Match Group Inc. disclosed in a regulatory filing Monday that it will price its IPO of about 33.3 million shares between $12 and $14 per share. The underwriters will have a 30-day option to buy an additional 5 million shares.
The online matchmaker will list on Nasdaq under the symbol "MTCH."
Parent company IAC/InterActiveCorp, controlled by billionaire Barry Diller, has been snapping up online dating sites as the industry grows in popularity. In July it bought Vancouver-based dating website PlentyOfFish for $575 million. The Match Group offers dating products through nearly 50 brands in 40 languages around the world.
About 31 million Americans have used a dating site or app, according to a 2013 Pew Research Center study.
The Dallas company says it has turned a profit in each of the last three year and had $1 billion in revenue over the 12 months ended June 30.
Match Group has about 59 million active monthly users, 4.7 million of them paid, using 38 languages in more than 190 countries.
There will be three classes of stock: common stock, Class B common stock and Class C common stock. Common stockholders will be entitled to one vote per share, while Class B shareholders will get 10 votes per share. Class C shareholders cannot vote.
Parent company IAC/InterActiveCorp will own all shares of outstanding class B stock. It will maintain majority control of the company after the offering.

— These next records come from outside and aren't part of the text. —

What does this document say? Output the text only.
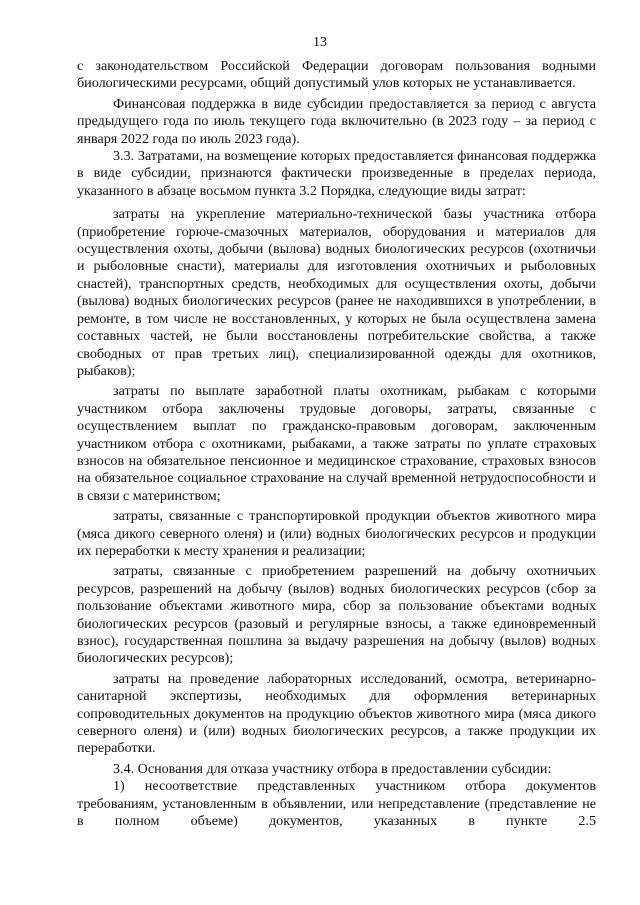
13

с законодательством Российской Федерации договорам пользования водными биологическими ресурсами, общий допустимый улов которых не устанавливается.

Финансовая поддержка в виде субсидии предоставляется за период с августа предыдущего года по июль текущего года включительно (в 2023 году – за период с января 2022 года по июль 2023 года).

3.3. Затратами, на возмещение которых предоставляется финансовая поддержка в виде субсидии, признаются фактически произведенные в пределах периода, указанного в абзаце восьмом пункта 3.2 Порядка, следующие виды затрат:

затраты на укрепление материально-технической базы участника отбора (приобретение горюче-смазочных материалов, оборудования и материалов для осуществления охоты, добычи (вылова) водных биологических ресурсов (охотничьи и рыболовные снасти), материалы для изготовления охотничьих и рыболовных снастей), транспортных средств, необходимых для осуществления охоты, добычи (вылова) водных биологических ресурсов (ранее не находившихся в употреблении, в ремонте, в том числе не восстановленных, у которых не была осуществлена замена составных частей, не были восстановлены потребительские свойства, а также свободных от прав третьих лиц), специализированной одежды для охотников, рыбаков);

затраты по выплате заработной платы охотникам, рыбакам с которыми участником отбора заключены трудовые договоры, затраты, связанные с осуществлением выплат по гражданско-правовым договорам, заключенным участником отбора с охотниками, рыбаками, а также затраты по уплате страховых взносов на обязательное пенсионное и медицинское страхование, страховых взносов на обязательное социальное страхование на случай временной нетрудоспособности и в связи с материнством;

затраты, связанные с транспортировкой продукции объектов животного мира (мяса дикого северного оленя) и (или) водных биологических ресурсов и продукции их переработки к месту хранения и реализации;

затраты, связанные с приобретением разрешений на добычу охотничьих ресурсов, разрешений на добычу (вылов) водных биологических ресурсов (сбор за пользование объектами животного мира, сбор за пользование объектами водных биологических ресурсов (разовый и регулярные взносы, а также единовременный взнос), государственная пошлина за выдачу разрешения на добычу (вылов) водных биологических ресурсов);

затраты на проведение лабораторных исследований, осмотра, ветеринарно-санитарной экспертизы, необходимых для оформления ветеринарных сопроводительных документов на продукцию объектов животного мира (мяса дикого северного оленя) и (или) водных биологических ресурсов, а также продукции их переработки.

3.4. Основания для отказа участнику отбора в предоставлении субсидии:

1) несоответствие представленных участником отбора документов требованиям, установленным в объявлении, или непредставление (представление не в полном объеме) документов, указанных в пункте 2.5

IAC/InterAcrtiveCorp also owns Web properties like Vimeo, HomeAdvisor, About.com and CollegeHumor.
Match Group said that it currently plans to use all of the offering's net proceeds to repay related-party debt owed to IAC/InterActiveCorp.
Match was the second high-profile tech IPO pricing in as many weeks.
Last week, Jack Dorsey's Square, the six-year-old company known for its white, cube-shaped credit and debit card readers, offered just over 31 million shares at a maximum of $13 apiece for total value of up to $403.7 million.